Strict ADSP policies do cause problems.
For domains that do publish strict ADSP policies, the originating
site SHOULD use a separate message stream (see Section 2.5), such as
a signing and Author subdomain, for the "personal" mail -- a
subdomain that is different from domain(s) used for other mail
streams. This allows each to develop an independent reputation, and
more stringent policies (including ADSP) can be applied to the mail
stream(s) that do not go through mailing lists or perhaps do not get
signed at all.
As far as I know, the "participating MLM" thing has never been
implemented, which makes the C in BCP rather suspect. My own MLM
signs the outgoing mail and adds an Authentication-Results: header,
but largely by default because it's embedded in a mail system that
does those things.
There was a message stating that the IETF implemented support for
DKIM (
http://www.ietf.org/mail-archive/web/ietf-announce/current/msg09173.html
). Given that there is an existing BCP about DKIM and mailing lists
it might be assumed that the IETF is following it. There is a
recommendation in the BCP to reject some types of messages.
My mailing list implementation does not break DKIM signatures. I
would not describe it as a "participating MLM" as the postmaster does
not follow some of the recommendations in that BCP. :-)

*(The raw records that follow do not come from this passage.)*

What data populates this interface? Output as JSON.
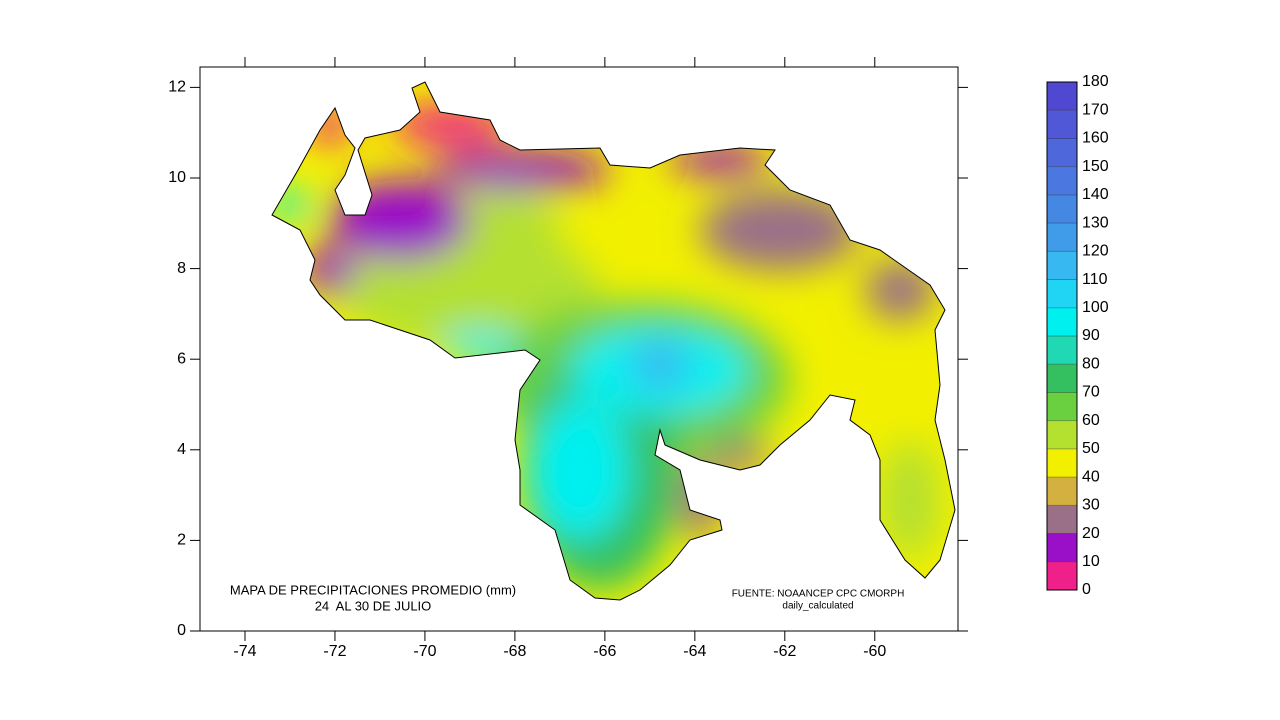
{
  "chart_data": {
    "type": "contour-map",
    "xlim": [
      -75,
      -58.15
    ],
    "ylim": [
      0,
      12.45
    ],
    "xticks": [
      -74,
      -72,
      -70,
      -68,
      -66,
      -64,
      -62,
      -60
    ],
    "yticks": [
      0,
      2,
      4,
      6,
      8,
      10,
      12
    ],
    "annotations": [
      "MAPA DE PRECIPITACIONES PROMEDIO (mm)",
      "24  AL 30 DE JULIO",
      "FUENTE: NOAANCEP CPC CMORPH",
      "daily_calculated"
    ],
    "colorbar": {
      "levels": [
        0,
        10,
        20,
        30,
        40,
        50,
        60,
        70,
        80,
        90,
        100,
        110,
        120,
        130,
        140,
        150,
        160,
        170,
        180
      ],
      "colors": [
        "#f0208a",
        "#9a10c8",
        "#9a7088",
        "#d4b040",
        "#f2f000",
        "#b4e030",
        "#6ad040",
        "#34c060",
        "#20d8b4",
        "#00f0f0",
        "#20d4f4",
        "#38b8f0",
        "#409ce8",
        "#4488e4",
        "#4a78e0",
        "#4e68dc",
        "#5058d8",
        "#5048d0"
      ]
    }
  }
}
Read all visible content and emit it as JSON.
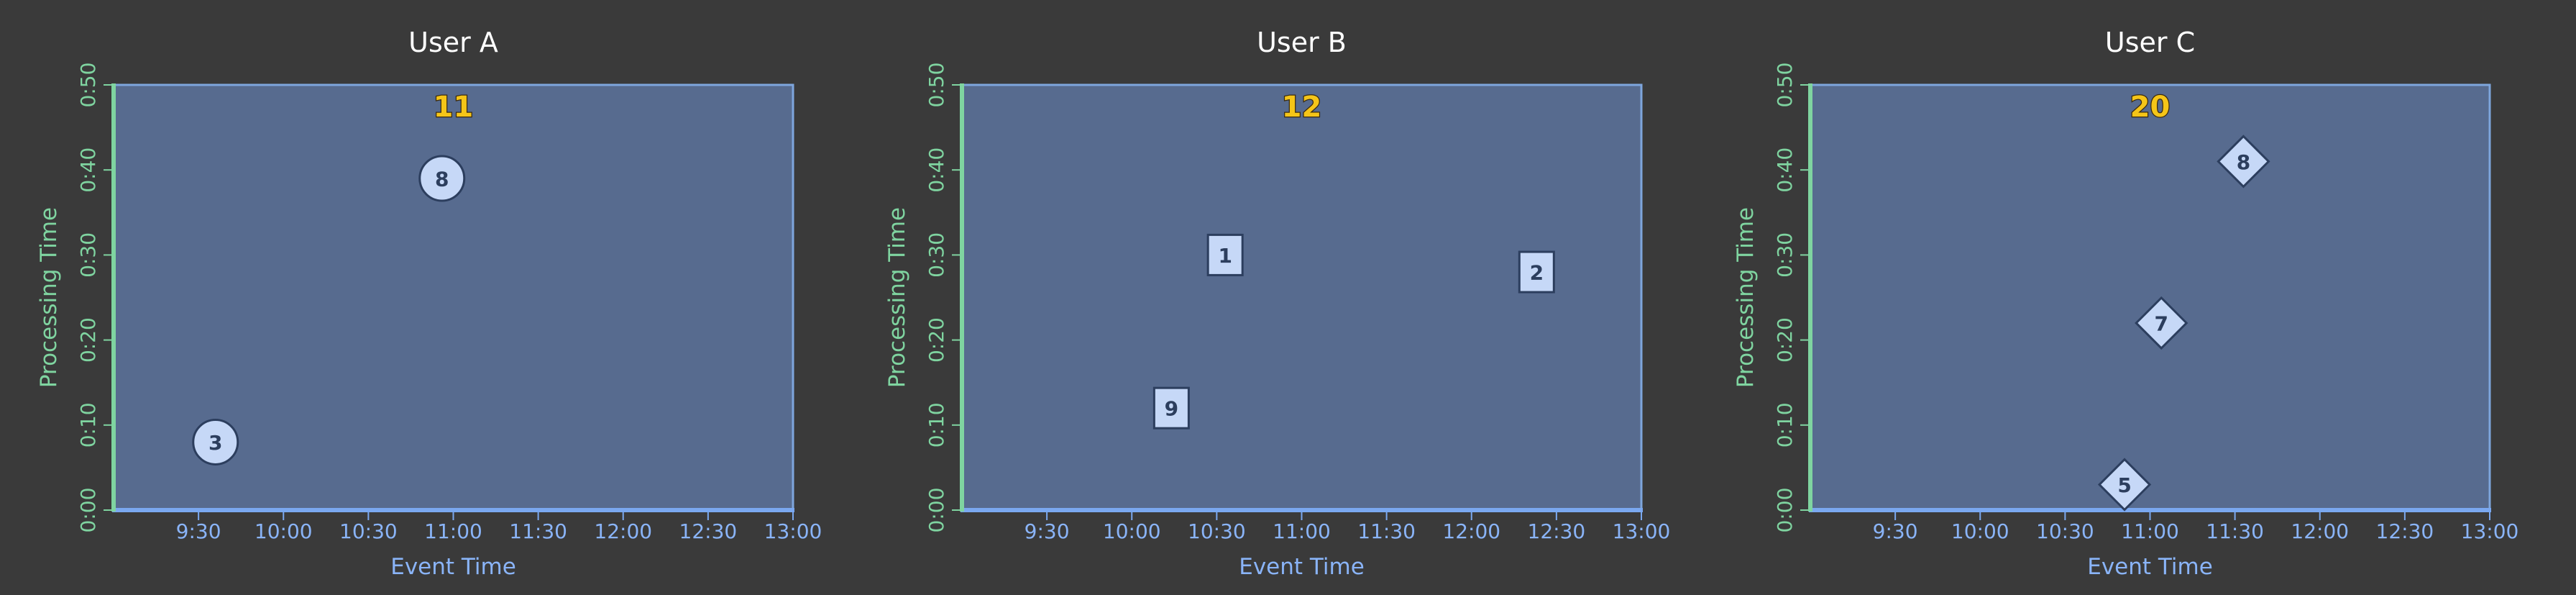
{
  "chart_data": [
    {
      "type": "scatter",
      "title": "User A",
      "xlabel": "Event Time",
      "ylabel": "Processing Time",
      "x_ticks": [
        "9:30",
        "10:00",
        "10:30",
        "11:00",
        "11:30",
        "12:00",
        "12:30",
        "13:00"
      ],
      "y_ticks": [
        "0:00",
        "0:10",
        "0:20",
        "0:30",
        "0:40",
        "0:50"
      ],
      "xlim": [
        "9:00",
        "13:00"
      ],
      "ylim": [
        "0:00",
        "0:50"
      ],
      "grid": false,
      "marker": "circle",
      "total": "11",
      "points": [
        {
          "x": "9:36",
          "y": "0:08",
          "label": "3"
        },
        {
          "x": "10:56",
          "y": "0:39",
          "label": "8"
        }
      ]
    },
    {
      "type": "scatter",
      "title": "User B",
      "xlabel": "Event Time",
      "ylabel": "Processing Time",
      "x_ticks": [
        "9:30",
        "10:00",
        "10:30",
        "11:00",
        "11:30",
        "12:00",
        "12:30",
        "13:00"
      ],
      "y_ticks": [
        "0:00",
        "0:10",
        "0:20",
        "0:30",
        "0:40",
        "0:50"
      ],
      "xlim": [
        "9:00",
        "13:00"
      ],
      "ylim": [
        "0:00",
        "0:50"
      ],
      "grid": false,
      "marker": "square",
      "total": "12",
      "points": [
        {
          "x": "10:14",
          "y": "0:12",
          "label": "9"
        },
        {
          "x": "10:33",
          "y": "0:30",
          "label": "1"
        },
        {
          "x": "12:23",
          "y": "0:28",
          "label": "2"
        }
      ]
    },
    {
      "type": "scatter",
      "title": "User C",
      "xlabel": "Event Time",
      "ylabel": "Processing Time",
      "x_ticks": [
        "9:30",
        "10:00",
        "10:30",
        "11:00",
        "11:30",
        "12:00",
        "12:30",
        "13:00"
      ],
      "y_ticks": [
        "0:00",
        "0:10",
        "0:20",
        "0:30",
        "0:40",
        "0:50"
      ],
      "xlim": [
        "9:00",
        "13:00"
      ],
      "ylim": [
        "0:00",
        "0:50"
      ],
      "grid": false,
      "marker": "diamond",
      "total": "20",
      "points": [
        {
          "x": "10:51",
          "y": "0:03",
          "label": "5"
        },
        {
          "x": "11:04",
          "y": "0:22",
          "label": "7"
        },
        {
          "x": "11:33",
          "y": "0:41",
          "label": "8"
        }
      ]
    }
  ]
}
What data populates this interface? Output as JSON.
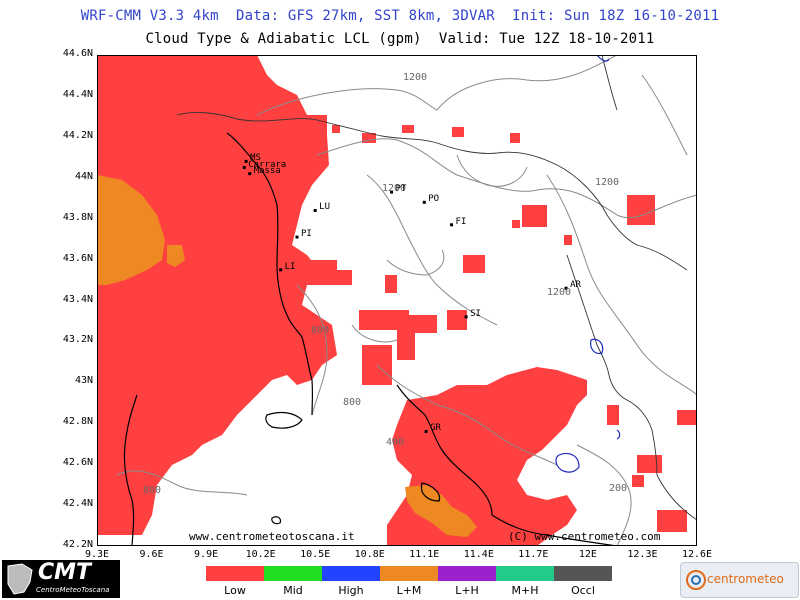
{
  "header": {
    "line1": "WRF-CMM V3.3 4km  Data: GFS 27km, SST 8km, 3DVAR  Init: Sun 18Z 16-10-2011",
    "line2": "Cloud Type & Adiabatic LCL (gpm)  Valid: Tue 12Z 18-10-2011"
  },
  "axes": {
    "y_labels": [
      "44.6N",
      "44.4N",
      "44.2N",
      "44N",
      "43.8N",
      "43.6N",
      "43.4N",
      "43.2N",
      "43N",
      "42.8N",
      "42.6N",
      "42.4N",
      "42.2N"
    ],
    "x_labels": [
      "9.3E",
      "9.6E",
      "9.9E",
      "10.2E",
      "10.5E",
      "10.8E",
      "11.1E",
      "11.4E",
      "11.7E",
      "12E",
      "12.3E",
      "12.6E"
    ]
  },
  "cities": [
    {
      "name": "MS",
      "lon": 10.12,
      "lat": 44.08
    },
    {
      "name": "Carrara",
      "lon": 10.11,
      "lat": 44.05
    },
    {
      "name": "Massa",
      "lon": 10.14,
      "lat": 44.02
    },
    {
      "name": "LU",
      "lon": 10.5,
      "lat": 43.84
    },
    {
      "name": "PT",
      "lon": 10.92,
      "lat": 43.93
    },
    {
      "name": "PO",
      "lon": 11.1,
      "lat": 43.88
    },
    {
      "name": "FI",
      "lon": 11.25,
      "lat": 43.77
    },
    {
      "name": "PI",
      "lon": 10.4,
      "lat": 43.71
    },
    {
      "name": "LI",
      "lon": 10.31,
      "lat": 43.55
    },
    {
      "name": "AR",
      "lon": 11.88,
      "lat": 43.46
    },
    {
      "name": "SI",
      "lon": 11.33,
      "lat": 43.32
    },
    {
      "name": "GR",
      "lon": 11.11,
      "lat": 42.76
    }
  ],
  "contour_labels": [
    "1200",
    "1200",
    "1200",
    "1200",
    "800",
    "800",
    "400",
    "800",
    "200"
  ],
  "watermarks": {
    "left": "www.centrometeotoscana.it",
    "right": "(C) www.centrometeo.com"
  },
  "legend": [
    {
      "label": "Low",
      "color": "#ff4040"
    },
    {
      "label": "Mid",
      "color": "#22dd22"
    },
    {
      "label": "High",
      "color": "#2244ff"
    },
    {
      "label": "L+M",
      "color": "#ee8822"
    },
    {
      "label": "L+H",
      "color": "#9922cc"
    },
    {
      "label": "M+H",
      "color": "#22cc88"
    },
    {
      "label": "Occl",
      "color": "#555555"
    }
  ],
  "logos": {
    "cmt_big": "CMT",
    "cmt_small": "CentroMeteoToscana",
    "cm_text": "centrometeo"
  },
  "colors": {
    "low_cloud": "#ff4040",
    "low_mid": "#ee8822",
    "coast": "#000000",
    "contour": "#888888"
  }
}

Just today I did modify it so that any list mail with a From:
address @yahoo.com is re written to @yahoo.com.INVALID. That's the
least intrusive way I've been able to come up with to mitigate the
damage. It's also similar to what RFC 6858 suggests for delivering
EAI mail to systems that can't handle EAI, which is a vaguely similar problem.
I found some other domains which implemented DMARC as described at
http://www.ietf.org/mail-archive/web/ietf/current/msg87153.html I
suggest taking that into account if you haven't already done it.